The initial complaint is usually a persistent cough with copious expectoration. The amount of mucus the cough produces varies and can be as high as several hundred milliliters per day, particular when the dependent airways are involved. However, it is worth noting here that bronchiectasis in the upper lobes (usually associated with infection) may be dry with little or no mucus expectoration.

Generally though there is mucopurulent expectorate, and if it is associated with an anerobic infection it will likely have a foul odor. Sputum smears are loaded with white blood cells and can contain both gram-positive and -negative organisms.

The patient will likely have a history of recurrent pneumonia, the site of the pneumonia being consistent with locality of the bronchiectasis.

The expectorate may also contain blood. The degree and frequency of hemoptysis is variable and unpredictable, but occasionally it can be massive and life threatening.

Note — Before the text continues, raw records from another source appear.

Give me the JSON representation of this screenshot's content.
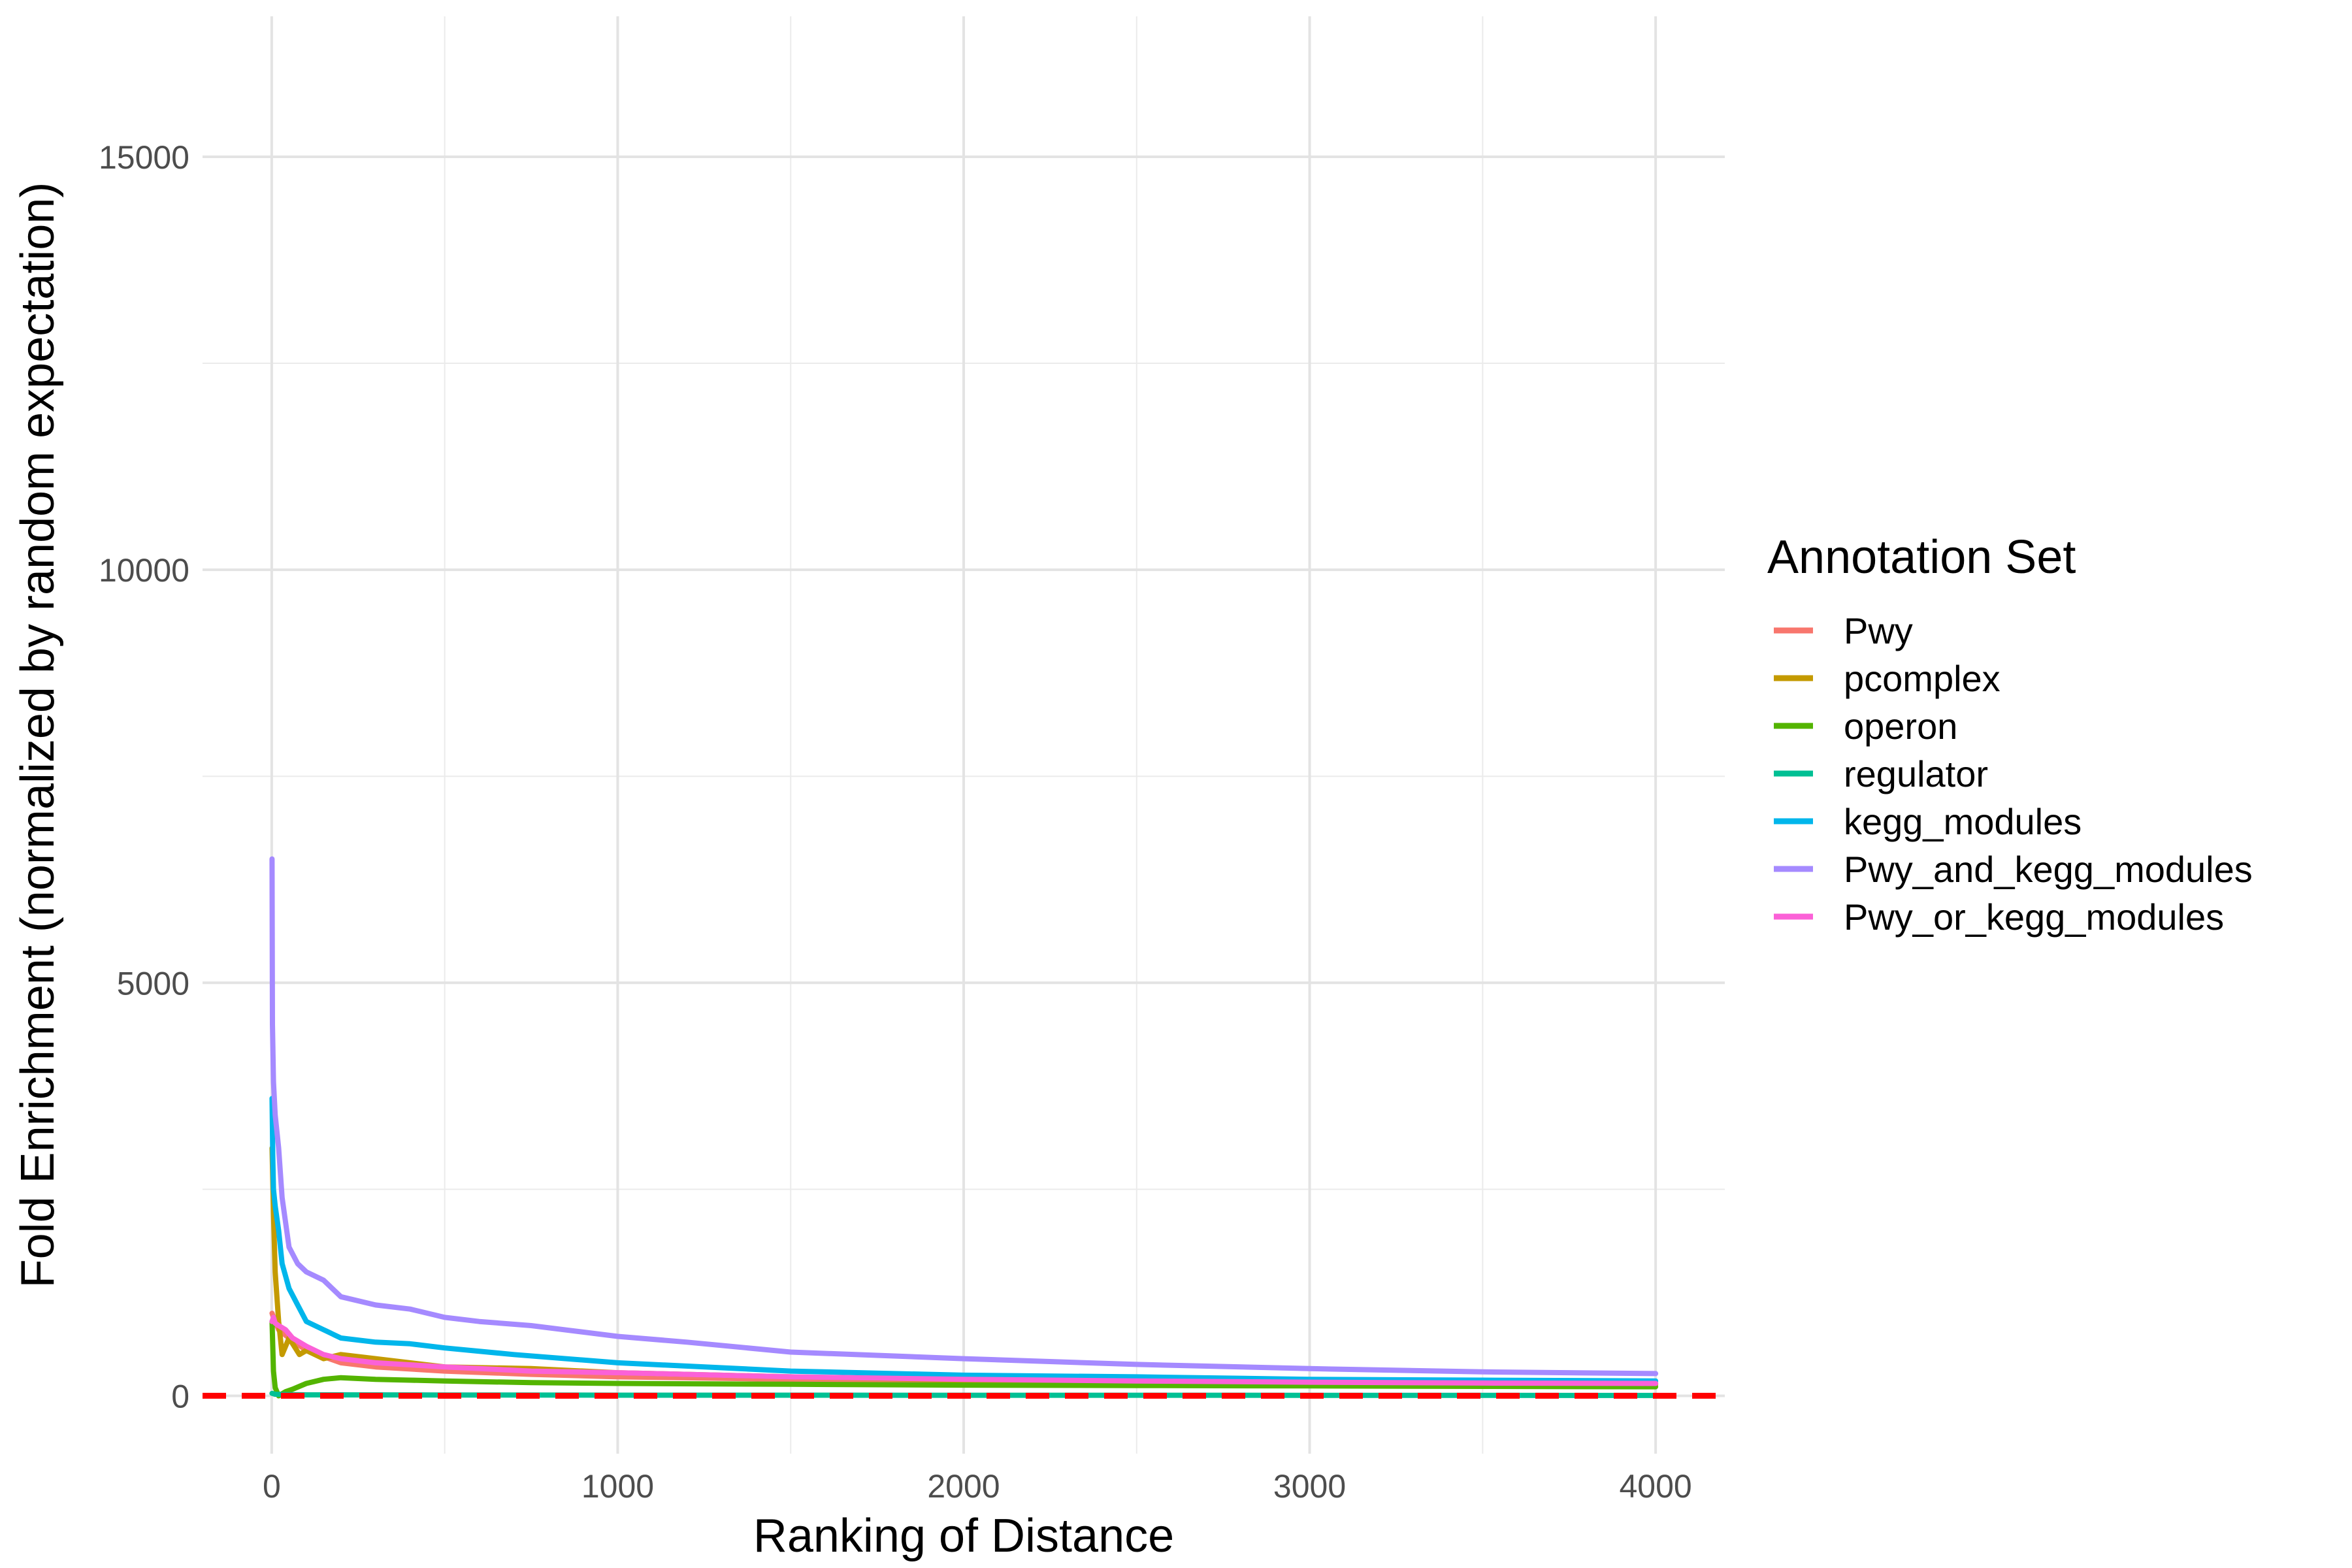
{
  "chart_data": {
    "type": "line",
    "title": "",
    "xlabel": "Ranking of Distance",
    "ylabel": "Fold Enrichment (normalized by random expectation)",
    "xlim": [
      -200,
      4200
    ],
    "ylim": [
      -700,
      16700
    ],
    "x_ticks": [
      0,
      1000,
      2000,
      3000,
      4000
    ],
    "x_tick_labels": [
      "0",
      "1000",
      "2000",
      "3000",
      "4000"
    ],
    "y_ticks": [
      0,
      5000,
      10000,
      15000
    ],
    "y_tick_labels": [
      "0",
      "5000",
      "10000",
      "15000"
    ],
    "grid": true,
    "legend": {
      "title": "Annotation Set",
      "position": "right"
    },
    "reference_line": {
      "y": 1,
      "color": "#ff0000",
      "style": "dashed"
    },
    "series": [
      {
        "name": "Pwy",
        "color": "#f8766d",
        "x": [
          1,
          5,
          10,
          20,
          50,
          100,
          200,
          300,
          500,
          750,
          1000,
          1500,
          2000,
          2500,
          3000,
          3500,
          4000
        ],
        "y": [
          1000,
          950,
          900,
          800,
          700,
          550,
          400,
          350,
          300,
          260,
          230,
          200,
          180,
          170,
          160,
          150,
          150
        ]
      },
      {
        "name": "pcomplex",
        "color": "#c49a00",
        "x": [
          1,
          5,
          10,
          20,
          30,
          50,
          80,
          100,
          150,
          200,
          300,
          500,
          750,
          1000,
          1500,
          2000,
          2500,
          3000,
          3500,
          4000
        ],
        "y": [
          3000,
          2200,
          1500,
          900,
          500,
          700,
          500,
          550,
          450,
          500,
          450,
          350,
          330,
          280,
          230,
          190,
          170,
          160,
          150,
          140
        ]
      },
      {
        "name": "operon",
        "color": "#53b400",
        "x": [
          1,
          3,
          5,
          10,
          20,
          40,
          60,
          100,
          150,
          200,
          300,
          400,
          500,
          750,
          1000,
          1500,
          2000,
          2500,
          3000,
          3500,
          4000
        ],
        "y": [
          900,
          600,
          300,
          100,
          0,
          50,
          80,
          150,
          200,
          220,
          200,
          190,
          180,
          160,
          150,
          140,
          130,
          125,
          120,
          115,
          110
        ]
      },
      {
        "name": "regulator",
        "color": "#00c094",
        "x": [
          1,
          10,
          50,
          100,
          500,
          1000,
          2000,
          3000,
          4000
        ],
        "y": [
          30,
          20,
          15,
          12,
          10,
          8,
          7,
          6,
          5
        ]
      },
      {
        "name": "kegg_modules",
        "color": "#00b6eb",
        "x": [
          1,
          3,
          5,
          10,
          20,
          30,
          50,
          75,
          100,
          150,
          200,
          300,
          400,
          500,
          700,
          1000,
          1500,
          2000,
          2500,
          3000,
          3500,
          4000
        ],
        "y": [
          3600,
          2900,
          2500,
          2300,
          2000,
          1600,
          1300,
          1100,
          900,
          800,
          700,
          650,
          630,
          580,
          500,
          400,
          300,
          250,
          230,
          200,
          190,
          180
        ]
      },
      {
        "name": "Pwy_and_kegg_modules",
        "color": "#a58aff",
        "x": [
          1,
          2,
          5,
          10,
          20,
          30,
          50,
          75,
          100,
          150,
          200,
          300,
          400,
          500,
          600,
          750,
          1000,
          1200,
          1500,
          2000,
          2500,
          3000,
          3500,
          4000
        ],
        "y": [
          6500,
          4500,
          3800,
          3400,
          3000,
          2400,
          1800,
          1600,
          1500,
          1400,
          1200,
          1100,
          1050,
          950,
          900,
          850,
          720,
          650,
          530,
          450,
          380,
          330,
          290,
          270
        ]
      },
      {
        "name": "Pwy_or_kegg_modules",
        "color": "#fb61d7",
        "x": [
          1,
          5,
          10,
          20,
          40,
          60,
          100,
          150,
          200,
          300,
          500,
          750,
          1000,
          1500,
          2000,
          2500,
          3000,
          3500,
          4000
        ],
        "y": [
          900,
          950,
          880,
          850,
          800,
          700,
          600,
          500,
          450,
          400,
          350,
          300,
          280,
          230,
          200,
          180,
          165,
          155,
          150
        ]
      }
    ]
  }
}
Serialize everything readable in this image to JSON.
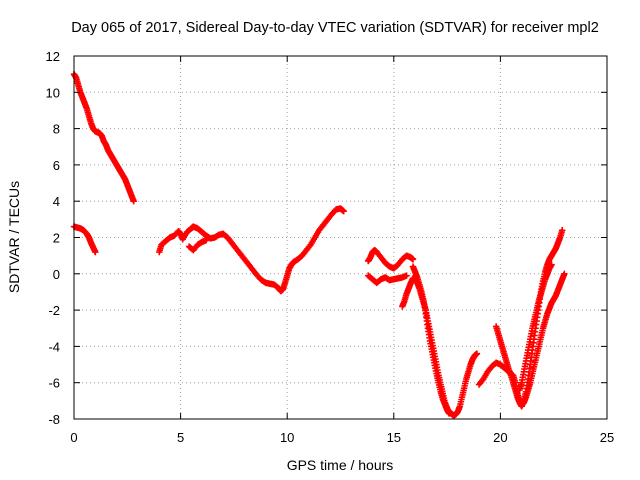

The standard diagnostic tests may not be helpful in early stages, but typical signs appear with worsening airway involvement. In the early stages the patient will likely appear normal on a physical exam and have normal spirometry and arterial blood gas values. With more significant bronchiectasis, rales and rhonchi over the affected site can be heard.

Later signs with long-standing bronchiectasis include finger clubbing, but this is not exclusive to the condition.

A chest x-ray will show the peribronchial fibrosis and any atelectasis. But, as mentioned earlier, a high-resolution CT is much more effective at determining the degree and type of airway changes.